We suspect that Father’s Day has always been particularly hard on children without visible fathers. In a society that puts great store in fathers (that’s why it’s often referred to as a Patriarchy), the absence of one hurts. “My dad is bigger than your dad” still carries some weight on the playground. Fathers command respect, even in these embattled father-figure times. At school and in the community, a dad is someone who can fight battles for you by making other people listen. It is still a lucky child who knows who his father is, and an unlucky child who, on Father’s Day, has no one to celebrate.
Maybe the answer is a gender-neutral “Parents’ Day”, but that sounds so contrived and sterile. “Parent” is a bloodless word compared to “Mother” or “Dad”. No poet ever spoke of the “Parentland”, “Alma Parent” or “Parent Earth”.
We like to think of “mother” and “father” as verbs to describe different, but complementary styles of supporting and caring for children. Thus, when Serena’s daughter was a baby, she would put up her arms and say, “Ma!” when she was hungry or tired, and “Da!” when she wanted to play. Perhaps if we had all kept this up over the years, we would get both Mother’s Day and Father’s Day cards, along with, “Hey, Mom, will you dad me a loan this month?”, or “I’m so blue, I need you to mom me right now.”
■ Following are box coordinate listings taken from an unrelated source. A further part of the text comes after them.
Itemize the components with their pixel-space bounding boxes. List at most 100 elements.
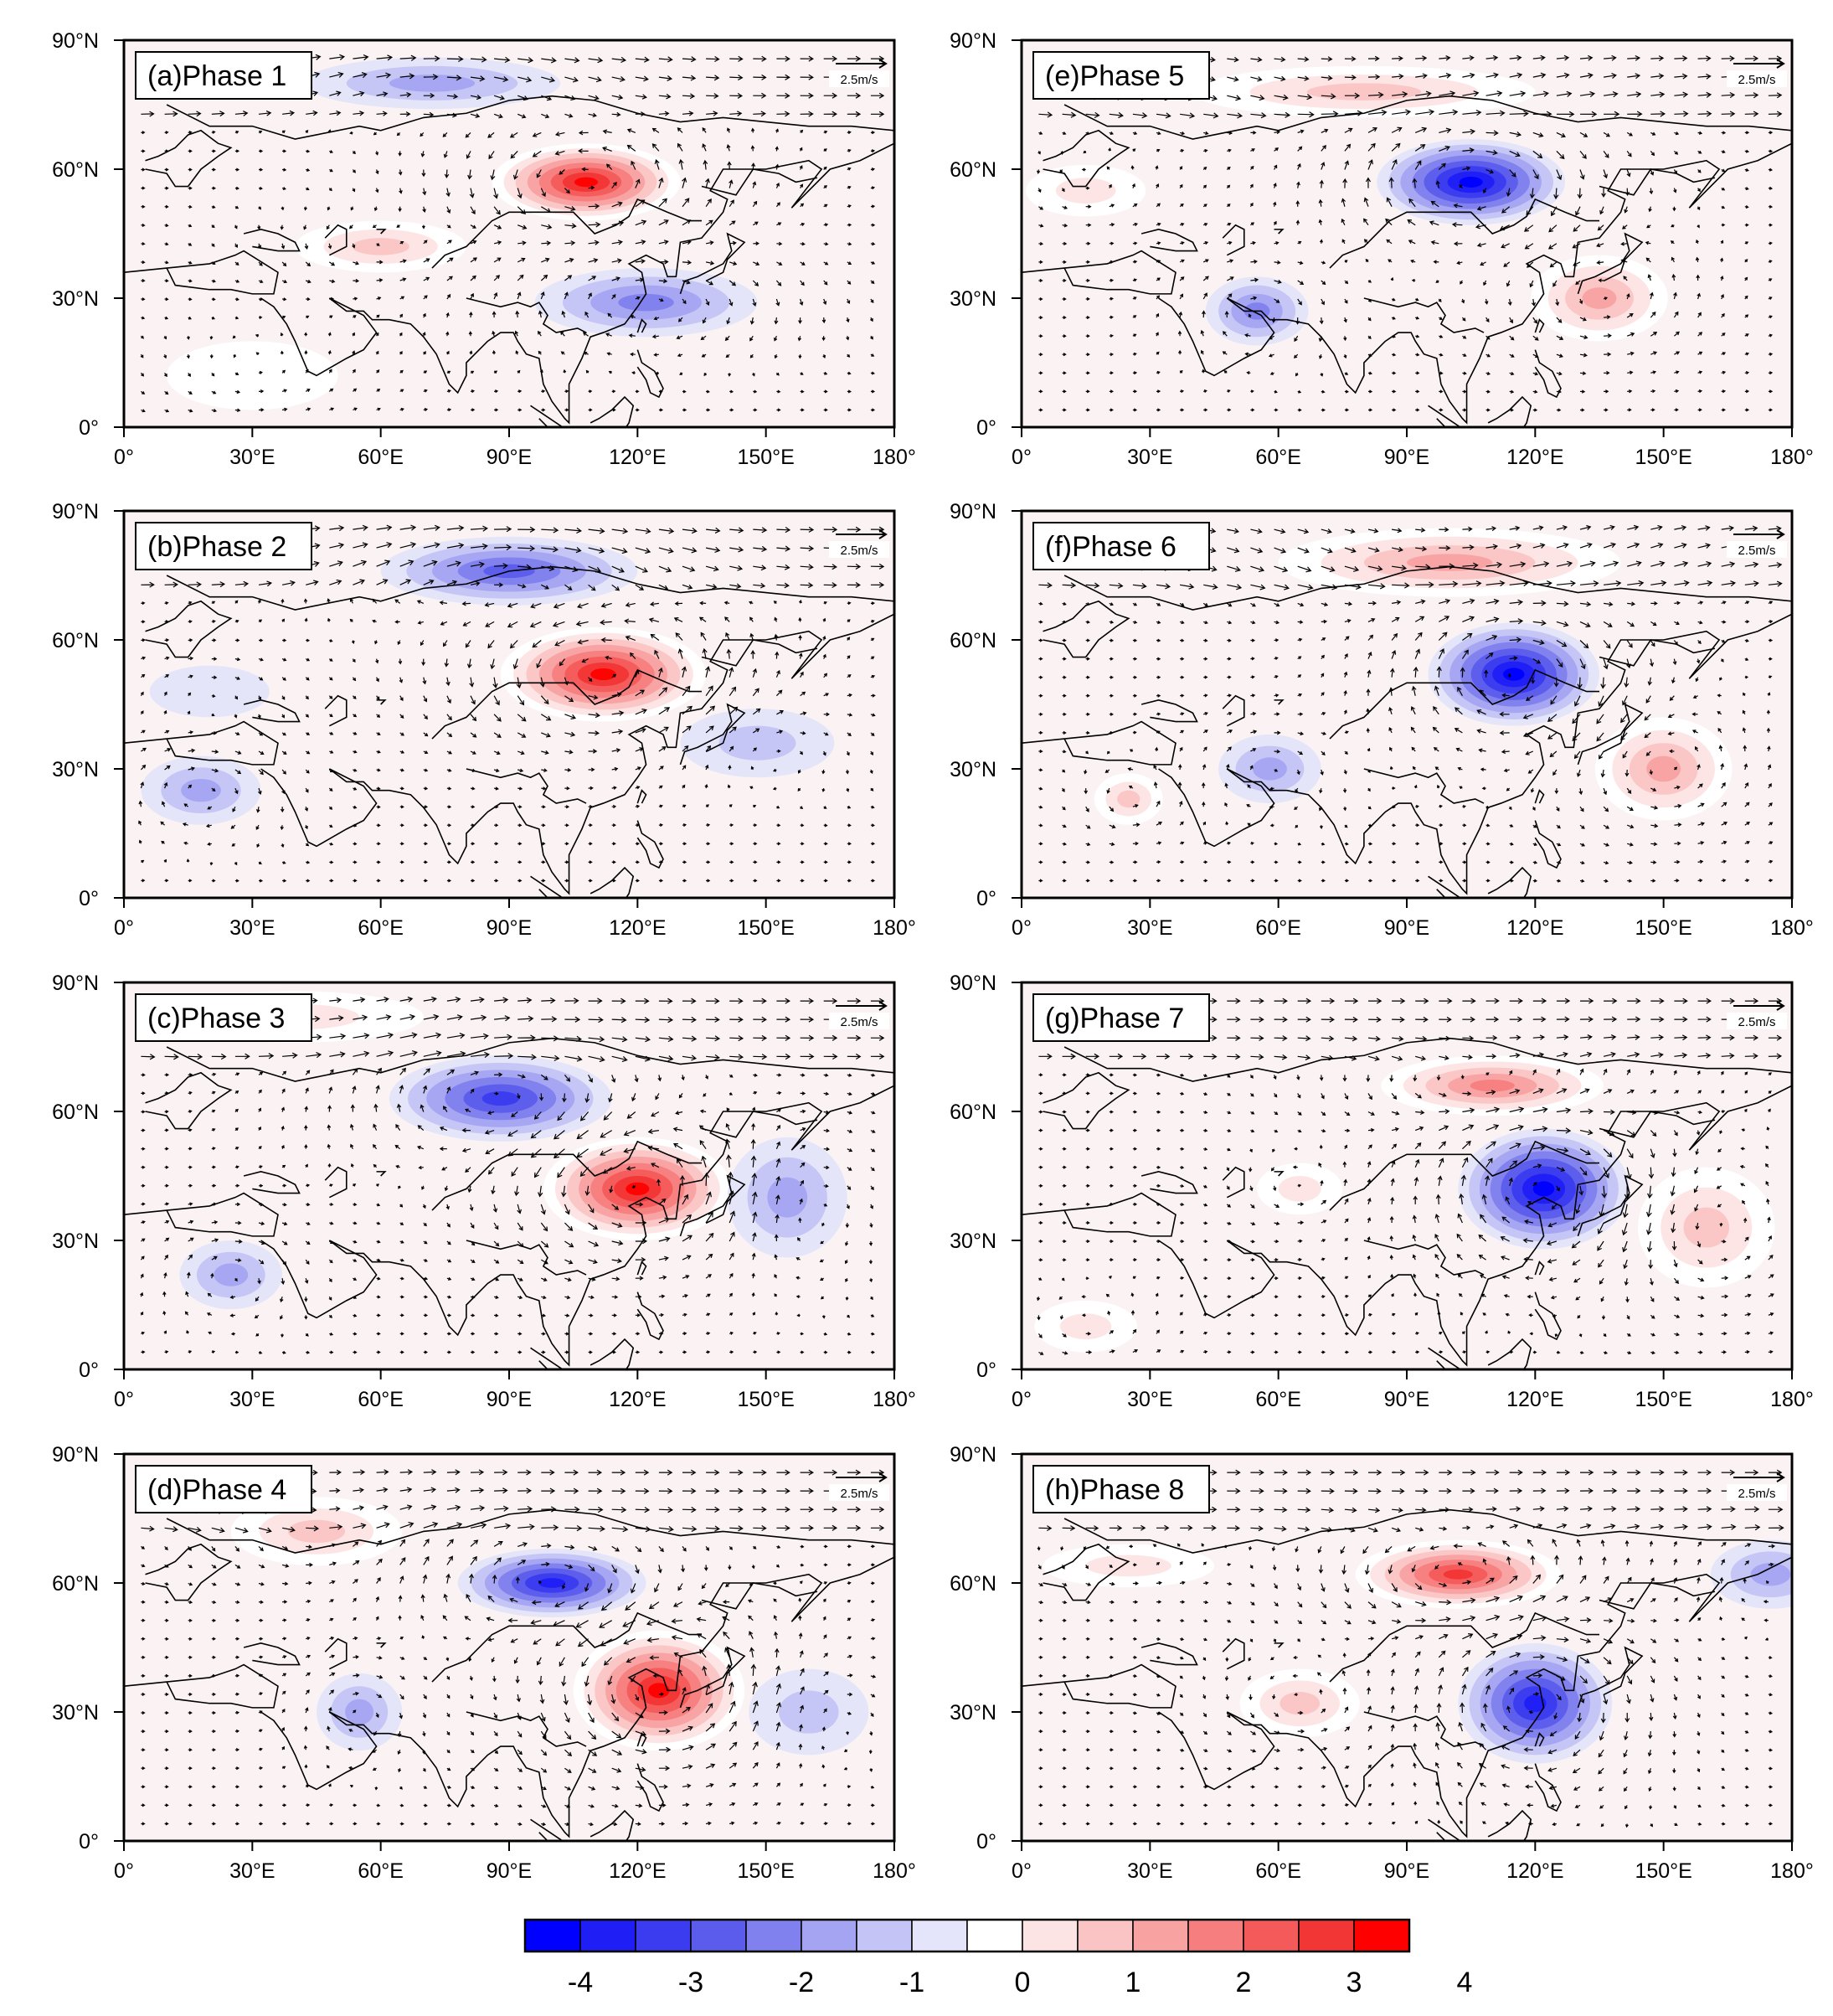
wind-arrow <box>423 786 429 791</box>
wind-arrow <box>258 1637 264 1641</box>
wind-arrow <box>280 224 284 230</box>
wind-arrow <box>1481 786 1486 791</box>
wind-arrow <box>532 131 542 137</box>
wind-arrow <box>1604 580 1622 587</box>
wind-arrow <box>1646 1222 1652 1235</box>
wind-arrow <box>823 185 827 189</box>
wind-arrow <box>231 843 236 847</box>
wind-arrow <box>1202 369 1206 374</box>
wind-arrow <box>1744 802 1750 807</box>
wind-arrow <box>494 1053 514 1060</box>
coastline-segment <box>260 1711 378 1791</box>
wind-arrow <box>211 620 216 624</box>
wind-arrow <box>164 1165 169 1169</box>
wind-arrow <box>1768 241 1773 245</box>
wind-arrow <box>1156 638 1161 642</box>
coastline-segment <box>1487 395 1532 427</box>
wind-arrow <box>1768 389 1774 394</box>
wind-arrow <box>682 1725 693 1732</box>
wind-arrow <box>796 1313 801 1317</box>
wind-arrow <box>256 843 260 848</box>
wind-arrow <box>611 729 624 735</box>
wind-arrow <box>635 1202 644 1207</box>
wind-arrow <box>234 1564 241 1569</box>
wind-arrow <box>1321 654 1325 659</box>
wind-arrow <box>682 1706 691 1714</box>
wind-arrow <box>1744 314 1749 318</box>
wind-arrow <box>578 148 589 154</box>
wind-arrow <box>514 330 518 337</box>
wind-arrow <box>729 1190 735 1205</box>
wind-arrow <box>234 1053 250 1060</box>
wind-arrow <box>706 1350 711 1354</box>
wind-arrow <box>1062 260 1067 265</box>
wind-arrow <box>1156 879 1161 883</box>
wind-arrow <box>847 1350 852 1354</box>
wind-arrow <box>353 1259 358 1262</box>
anomaly-center <box>1381 1055 1604 1116</box>
wind-arrow <box>234 243 238 248</box>
anomaly-center <box>1026 164 1146 217</box>
wind-arrow <box>611 1822 618 1827</box>
wind-arrow <box>1527 1201 1534 1205</box>
wind-arrow <box>352 695 357 699</box>
wind-arrow <box>1509 1016 1523 1023</box>
coastline <box>1022 1037 1792 1369</box>
wind-arrow <box>1085 1091 1090 1096</box>
wind-arrow <box>1180 879 1185 883</box>
wind-arrow <box>486 1616 495 1622</box>
wind-arrow <box>750 1138 756 1149</box>
wind-arrow <box>776 1469 790 1476</box>
wind-arrow <box>1768 562 1783 569</box>
wind-arrow <box>517 274 524 281</box>
wind-arrow <box>443 1593 448 1602</box>
wind-arrow <box>1623 1259 1628 1270</box>
wind-arrow <box>1320 1179 1324 1186</box>
wind-arrow <box>1226 166 1231 170</box>
wind-arrow <box>446 389 451 393</box>
wind-arrow <box>1250 602 1256 607</box>
wind-arrow <box>870 879 876 883</box>
wind-arrow <box>1062 334 1067 338</box>
wind-arrow <box>1227 693 1232 698</box>
wind-arrow <box>729 280 736 286</box>
wind-arrow <box>635 1803 643 1808</box>
wind-arrow <box>541 565 555 571</box>
wind-arrow <box>705 1783 714 1788</box>
wind-arrow <box>1249 1185 1254 1192</box>
wind-arrow <box>1531 677 1536 684</box>
wind-arrow <box>1462 371 1467 375</box>
wind-arrow <box>1439 598 1451 605</box>
wind-arrow <box>1579 658 1586 670</box>
wind-arrow <box>1297 1054 1311 1060</box>
wind-arrow <box>494 582 504 588</box>
wind-arrow <box>588 1313 594 1317</box>
wind-arrow <box>611 1075 616 1083</box>
wind-arrow <box>141 1673 146 1678</box>
wind-arrow <box>461 1147 471 1152</box>
wind-arrow <box>1341 239 1346 245</box>
wind-arrow <box>822 1783 826 1787</box>
wind-arrow <box>470 240 477 245</box>
wind-arrow <box>706 1054 720 1060</box>
wind-arrow <box>658 860 664 864</box>
wind-arrow <box>188 1128 193 1132</box>
wind-arrow <box>141 1655 146 1659</box>
wind-arrow <box>678 1093 683 1099</box>
coastline-segment <box>1274 229 1285 235</box>
wind-arrow <box>705 298 710 306</box>
coastline-segment <box>530 405 564 427</box>
wind-arrow <box>1365 258 1369 263</box>
wind-arrow <box>870 1600 875 1604</box>
wind-arrow <box>1650 151 1655 157</box>
wind-arrow <box>1721 639 1726 643</box>
wind-arrow <box>1501 1216 1511 1224</box>
wind-arrow <box>211 1546 216 1552</box>
wind-arrow <box>635 842 640 846</box>
wind-arrow <box>1509 1034 1521 1041</box>
wind-arrow <box>234 600 239 604</box>
wind-arrow <box>699 601 707 606</box>
wind-arrow <box>823 860 828 864</box>
wind-arrow <box>753 1016 767 1023</box>
wind-arrow <box>350 1143 354 1149</box>
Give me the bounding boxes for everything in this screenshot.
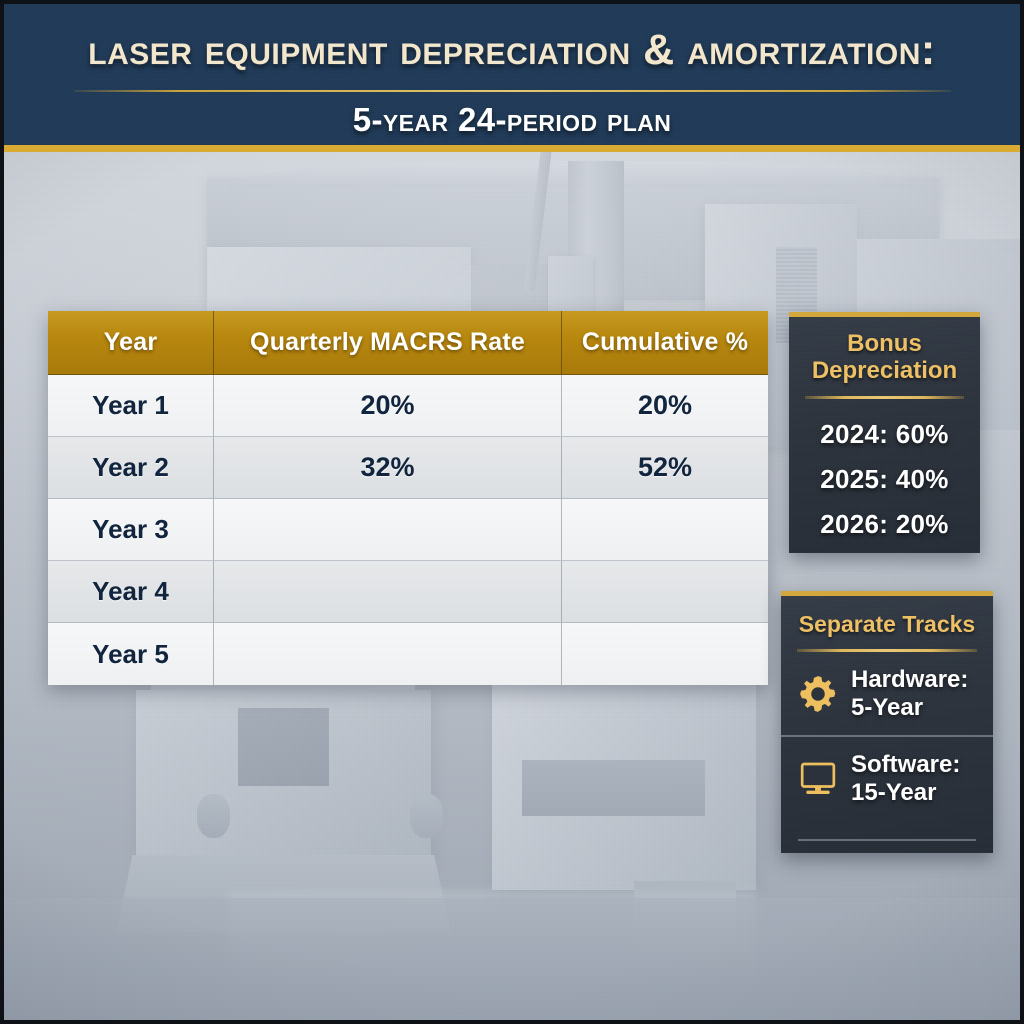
- header-accent-bar: [4, 145, 1020, 152]
- cell-cumulative: [562, 623, 768, 685]
- bonus-depreciation-card: Bonus Depreciation 2024: 60% 2025: 40% 2…: [789, 312, 980, 553]
- bonus-card-title: Bonus Depreciation: [811, 330, 958, 384]
- list-item: 2025: 40%: [820, 463, 949, 494]
- monitor-icon: [798, 759, 838, 799]
- cell-rate: [214, 561, 562, 623]
- cell-year: Year 3: [48, 499, 214, 561]
- table-row: Year 3: [48, 499, 768, 561]
- track-label: Software: 15-Year: [851, 751, 961, 807]
- cell-year: Year 5: [48, 623, 214, 685]
- header-banner: Laser Equipment Depreciation & Amortizat…: [4, 4, 1020, 152]
- bonus-card-divider: [805, 395, 964, 399]
- cell-cumulative: 52%: [562, 437, 768, 499]
- list-item: Software: 15-Year: [781, 735, 993, 821]
- macrs-depreciation-table: Year Quarterly MACRS Rate Cumulative % Y…: [48, 311, 768, 685]
- tracks-card-list: Hardware: 5-Year Software: 15-Year: [781, 652, 993, 821]
- title-divider: [74, 90, 951, 92]
- tracks-card-title: Separate Tracks: [798, 611, 976, 637]
- list-item: 2026: 20%: [820, 508, 949, 539]
- table-row: Year 2 32% 52%: [48, 437, 768, 499]
- cell-cumulative: 20%: [562, 375, 768, 437]
- column-header-cumulative: Cumulative %: [562, 311, 768, 375]
- cell-cumulative: [562, 561, 768, 623]
- column-header-year: Year: [48, 311, 214, 375]
- bonus-card-list: 2024: 60% 2025: 40% 2026: 20%: [789, 399, 980, 547]
- cell-year: Year 1: [48, 375, 214, 437]
- column-header-rate: Quarterly MACRS Rate: [214, 311, 562, 375]
- cell-rate: [214, 623, 562, 685]
- cell-year: Year 4: [48, 561, 214, 623]
- page-subtitle: 5-Year 24-Period Plan: [352, 101, 672, 138]
- table-row: Year 4: [48, 561, 768, 623]
- cell-rate: 32%: [214, 437, 562, 499]
- gear-icon: [798, 674, 838, 714]
- table-row: Year 1 20% 20%: [48, 375, 768, 437]
- cell-year: Year 2: [48, 437, 214, 499]
- table-row: Year 5: [48, 623, 768, 685]
- track-label: Hardware: 5-Year: [851, 665, 969, 721]
- tracks-card-divider: [797, 648, 977, 652]
- page-title: Laser Equipment Depreciation & Amortizat…: [88, 26, 936, 74]
- tracks-card-footer-divider: [798, 839, 976, 841]
- list-item: Hardware: 5-Year: [781, 652, 993, 736]
- table-header-row: Year Quarterly MACRS Rate Cumulative %: [48, 311, 768, 375]
- list-item: 2024: 60%: [820, 418, 949, 449]
- cell-rate: [214, 499, 562, 561]
- cell-rate: 20%: [214, 375, 562, 437]
- cell-cumulative: [562, 499, 768, 561]
- separate-tracks-card: Separate Tracks Hardware: 5-Year: [781, 591, 993, 853]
But our best fantasies of Mother’s Day and Father’s Day have to do with political action in support of what caring Moms and Dads want for all children. Imagine a Father’s Day parade with men carrying banners for the safety of their daughters, equal opportunities and education for all children, and an end to war. Imagine a Mother’s Day rally with women marching for high quality day care, a clean environment, and an end to global warming. Imagine mothers, fathers, and grandparents together designing and then demanding a humane, non-adversarial, free and wise alternative to Family Court for the resolution of custody, access and support post-divorce. Imagine that instead of crafts, children spent dedicated “Mother’s Day” and “Father’s Day” time in school learning about the ways that governments and other public institutions could, and do, help families. Wouldn’t that be great?
Meanwhile, we would remind teachers that children need some privacy and freedom around who they choose to make cards and gifts for on Mother’s Day and Father’s Day. Then, we would remind parents who have divorced to support their children in sending appropriate Mother’s Day and Father’s Day greetings, and to be as generous and reasonable as possible in supporting a continuing bond with the person who broke your heart. A bouquet and thank you for the person who sends financial support for the kids, or who takes care of them day to day, is never amiss. And finally, we would remind children of all ages to say “thank you” to those who mother and father them, whatever the gender and whatever the ties (blood, adoption, or choice) may be. For whether by choice, adoption or blood, a parent is as a parent does. May we all be blessed with as many people to mother and father us as it takes to get us through.